Cette opposition reconduit également des modes d’action et d’organisation éprouvés avant 1954. Professionnels de l’écriture, jouissant d’une notoriété certaine, ces hommes ont appris à manier avec talent l’arme de la publication et des déclarations publiques de protestation. Pour se rassembler, ils privilégient la formule du comité indépendant de tout parti politique, sur le modèle, notamment, du Comité France-Maghreb, fondé en 1953 en solidarité avec les nationalistes marocains, où se retrouvaient, entre autres, Robert Barrat, François Mauriac et Claude Bourdet. Ils fondent le Comité des intellectuels contre la poursuite de la guerre en Afrique du Nord qui, dès le 27 janvier 1956, organise un meeting où Jean-Paul Sartre, André Mandouze, Robert Barrat et Daniel Guérin, notamment, prennent la parole. Cependant, seule la défense des droits de l’homme les réunit par-delà leurs divergences. Au contraire, le choix entre FLN et MNA les déchire, après la parution de L’Algérie hors la loi au Seuil, fin 1955, par lequel Francis et Colette Jeanson, qui militent au Comité, s’engagent pour les Frontistes[20].

La contestation gagne aussi l’intérieur des partis de gauche. À la SFIO, une minorité s’est affirmée contre la politique coloniale française depuis la fin des années 1940 et elle s’active contre Guy Mollet en 1956. S’y retrouvent notamment Daniel Mayer, président de la Ligue des droits de l’homme, opposé aux exécutions capitales, Robert Verdier, en désaccord avec les pouvoirs spéciaux, ou encore Alain Savary, qui démissionne du gouvernement à l’automne 1956. Au nom de cette minorité persévérante qui va d’ailleurs se détacher de la SFIO, André Philip dépose une motion pour la paix au congrès du mois de juillet, la même année.

Quant au PCF, son soutien aux pouvoirs spéciaux suscite un mécontentement chez des militants qui, localement, n’ont pas craint de produire leurs propres tracts ou brochures dénonçant la loi. Les formulations utilisées par la direction du PCF, comme le slogan prônant « La paix en Algérie », recèlent par ailleurs suffisamment d’ambiguïté pour que des militants les extrapolent, en toute bonne foi, comme synonymes d’une prise de position favorable à l’indépendance. La contestation de la ligne communiste est appelée à grandir parmi les jeunes recrues, qui sont invitées à partir en Algérie pour y mener un travail militant à l’intérieur de l’armée. À Alger, de septembre 1955 à février 1957, Lucien Hanoun, aidé par Alfred Gerson, un métropolitain spécialiste de ces questions, dirige pour le PCA un réseau chargé d’éditer et de diffuser La Voix du soldat, publication d’une ou deux pages tirée à quelques centaines d’exemplaires. Le contingent y est appelé à « prolonger sur le sol algérien la lutte de la classe ouvrière et du peuple français pour la paix et l’indépendance, pour l’amitié entre le peuple algérien et le peuple français[21] ». Il n’est question ni de désertion, ni d’insoumission.

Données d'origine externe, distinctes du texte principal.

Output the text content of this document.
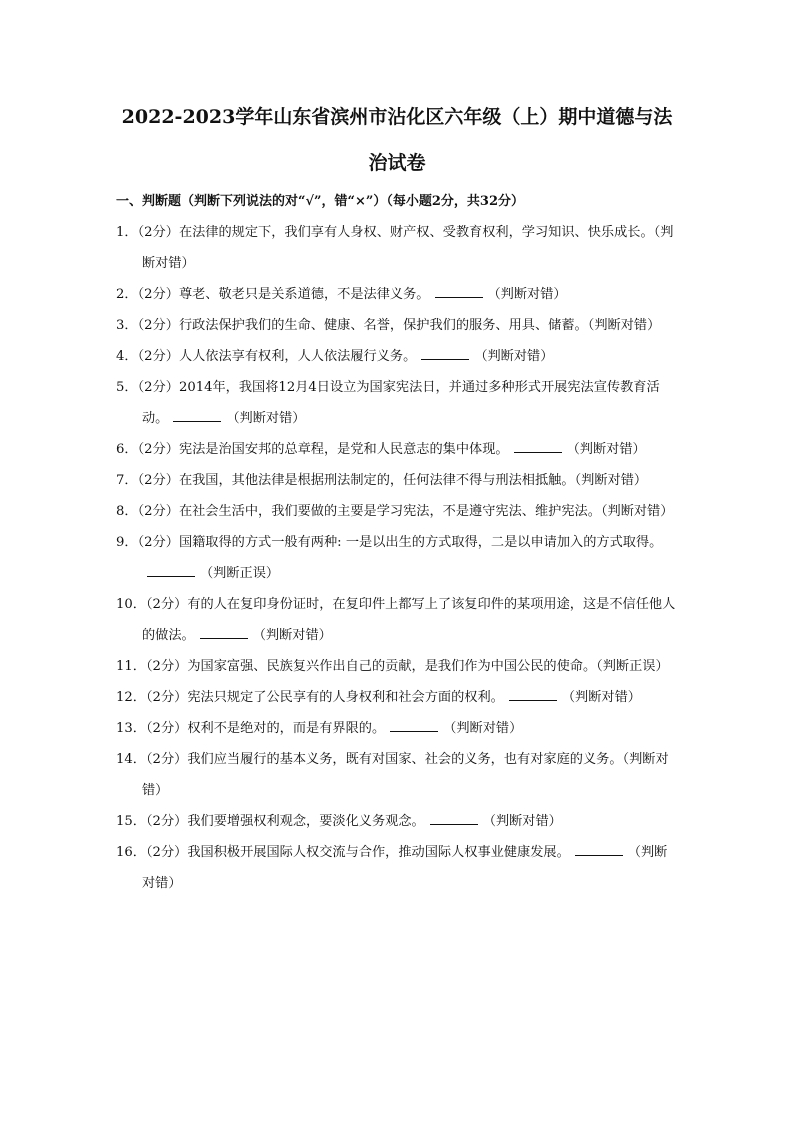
2022-2023学年山东省滨州市沾化区六年级（上）期中道德与法
治试卷

一、判断题（判断下列说法的对“√”，错“×”）（每小题2分，共32分）

1．（2分）在法律的规定下，我们享有人身权、财产权、受教育权利，学习知识、快乐成长。（判断对错）
2．（2分）尊老、敬老只是关系道德，不是法律义务。	（判断对错）
3．（2分）行政法保护我们的生命、健康、名誉，保护我们的服务、用具、储蓄。（判断对错）
4．（2分）人人依法享有权利，人人依法履行义务。	（判断对错）
5．（2分）2014年，我国将12月4日设立为国家宪法日，并通过多种形式开展宪法宣传教育活动。	（判断对错）
6．（2分）宪法是治国安邦的总章程，是党和人民意志的集中体现。	（判断对错）
7．（2分）在我国，其他法律是根据刑法制定的，任何法律不得与刑法相抵触。（判断对错）
8．（2分）在社会生活中，我们要做的主要是学习宪法，不是遵守宪法、维护宪法。（判断对错）
9．（2分）国籍取得的方式一般有两种: 一是以出生的方式取得，二是以申请加入的方式取得。（判断正误）
10．（2分）有的人在复印身份证时，在复印件上都写上了该复印件的某项用途，这是不信任他人的做法。	（判断对错）
11．（2分）为国家富强、民族复兴作出自己的贡献，是我们作为中国公民的使命。（判断正误）
12．（2分）宪法只规定了公民享有的人身权利和社会方面的权利。	（判断对错）
13．（2分）权利不是绝对的，而是有界限的。	（判断对错）
14．（2分）我们应当履行的基本义务，既有对国家、社会的义务，也有对家庭的义务。（判断对错）
15．（2分）我们要增强权利观念，要淡化义务观念。	（判断对错）
16．（2分）我国积极开展国际人权交流与合作，推动国际人权事业健康发展。	（判断对错）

Militant communiste, Alban Liechti agit seul lorsqu’il écrit au président de la République le 2 juillet 1956 : « Je ne peux pas prendre les armes contre le peuple algérien en lutte pour son indépendance[22]. » Persistant dans ses positions en Algérie, il est condamné à deux ans de prison en novembre 1956, mais L’Humanité ne fait campagne pour sa libération qu’en septembre 1957.

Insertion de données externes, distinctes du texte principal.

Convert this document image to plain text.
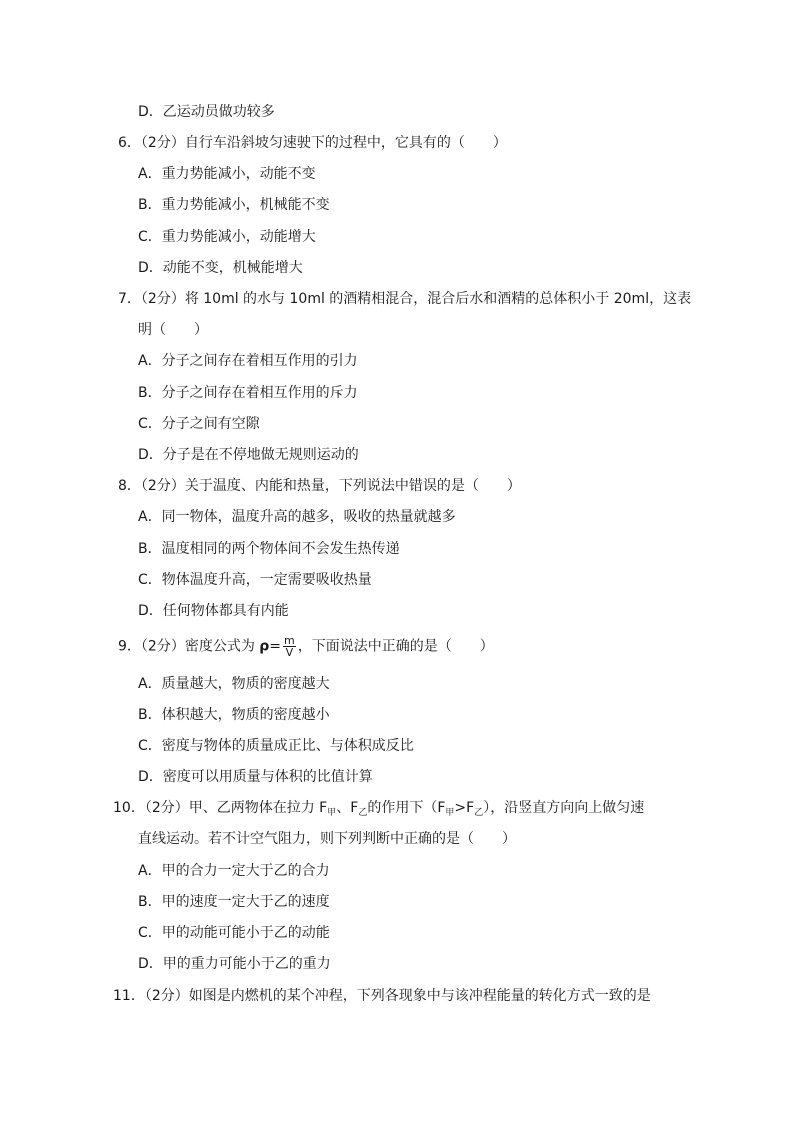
D．乙运动员做功较多
6．（2分）自行车沿斜坡匀速驶下的过程中，它具有的（　　）
A．重力势能减小，动能不变
B．重力势能减小，机械能不变
C．重力势能减小，动能增大
D．动能不变，机械能增大
7．（2分）将 10ml 的水与 10ml 的酒精相混合，混合后水和酒精的总体积小于 20ml，这表
明（　　）
A．分子之间存在着相互作用的引力
B．分子之间存在着相互作用的斥力
C．分子之间有空隙
D．分子是在不停地做无规则运动的
8．（2分）关于温度、内能和热量，下列说法中错误的是（　　）
A．同一物体，温度升高的越多，吸收的热量就越多
B．温度相同的两个物体间不会发生热传递
C．物体温度升高，一定需要吸收热量
D．任何物体都具有内能
9．（2分）密度公式为 $\rho= \frac{m}{V}$ ，下面说法中正确的是（　　）
A．质量越大，物质的密度越大
B．体积越大，物质的密度越小
C．密度与物体的质量成正比、与体积成反比
D．密度可以用质量与体积的比值计算
10．（2分）甲、乙两物体在拉力 $F_甲$、$F_乙$的作用下$(F_甲>F_乙)$，沿竖直方向向上做匀速
直线运动。若不计空气阻力，则下列判断中正确的是（　　）
A．甲的合力一定大于乙的合力
B．甲的速度一定大于乙的速度
C．甲的动能可能小于乙的动能
D．甲的重力可能小于乙的重力
11．（2分）如图是内燃机的某个冲程，下列各现象中与该冲程能量的转化方式一致的是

Reposant sur divers fondements, la contestation de la guerre est antérieure à l’année 1957 et dépasse la seule dénonciation de la torture. Mais cette dénonciation, impératif moral transcendant les clivages politiques, amplifie l’opposition à la guerre à partir du printemps 1957, et soude des militants venus d’horizons divers, dont le Comité Maurice Audin est emblématique. Le choix entre le MNA et le FLN ou l’approbation de l’insoumission et de la désertion, en revanche, créent des divergences restées indépassables jusqu’à la fin du conflit. Le retour au pouvoir du général de Gaulle en mai 1958 va lancer une pomme de discorde supplémentaire.